И мужик, не поднимаясь с колен, сказал, умоляюще глядя на гордого и недоступного станичного атамана:
— Казаки у нас старика плетьми отодрали.
— Ну и што ж тут такого? Отодрали, значит, за дело,— сказал атаман.
— Отодрали и в каталажку закрыли...— продолжал мужик.
— Ну и это, стало быть, заслужил,— спокойно отвечал атаман.
— Что вы, бог с вами, вашескородие! Старик совсем обоюдный. Безобидный старик. Он в дороге всю свою семейству потерял и последнего коня вчера лишился. Пала лошадь у старика. Куда деться? Вот и отправился он по станице попросить кусок хлебушка Христа ради. А казачкам не пондравилось это. Ну и давай они его пороть...
— Знам мы, как вы ходите по нашим дворам и канючите Христа ради. Знам. Можешь не рассусоливать,— оборвал мужика Муганцев.
— Богом клянусь, вашескородие, старик ни в чем не повинен. Честный старик, ему чужого не надо,— клятвенно скрестив на груди руки, продолжал твердить новосел.
— Все вы честные, пока смотришь за вами в оба,— сказал атаман и, повернув своего коня, поскакал прочь.
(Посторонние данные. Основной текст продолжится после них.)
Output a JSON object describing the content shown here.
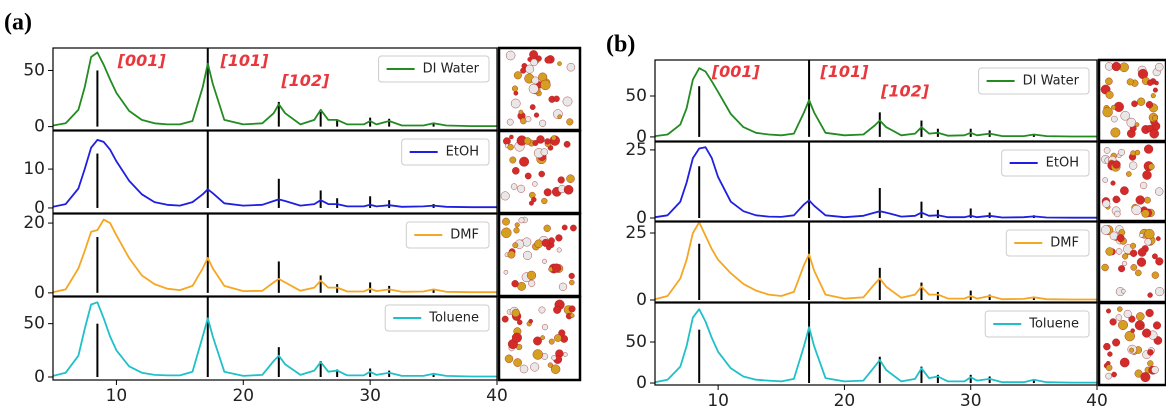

В сумерках, возвращаясь на бричке с пашни, Егор Павлович Бушуев заметил вдали целый хоровод костров и сказал сидевшему позади него Якову:
— Смотри-ка, никак, новоселы табор разбили.
— Видать, они...
— Давай подвернем. Не подыщем ли там работника по дешевке.
— И то дело, тятя. Подвернем, пожалуй.
И старик свернул с дороги к озеру, на берегу которого разбили табор переселенцы.
— Бог помощь!— сказал Егор Павлович, подъезжая к мужикам, сидевшим вокруг костра.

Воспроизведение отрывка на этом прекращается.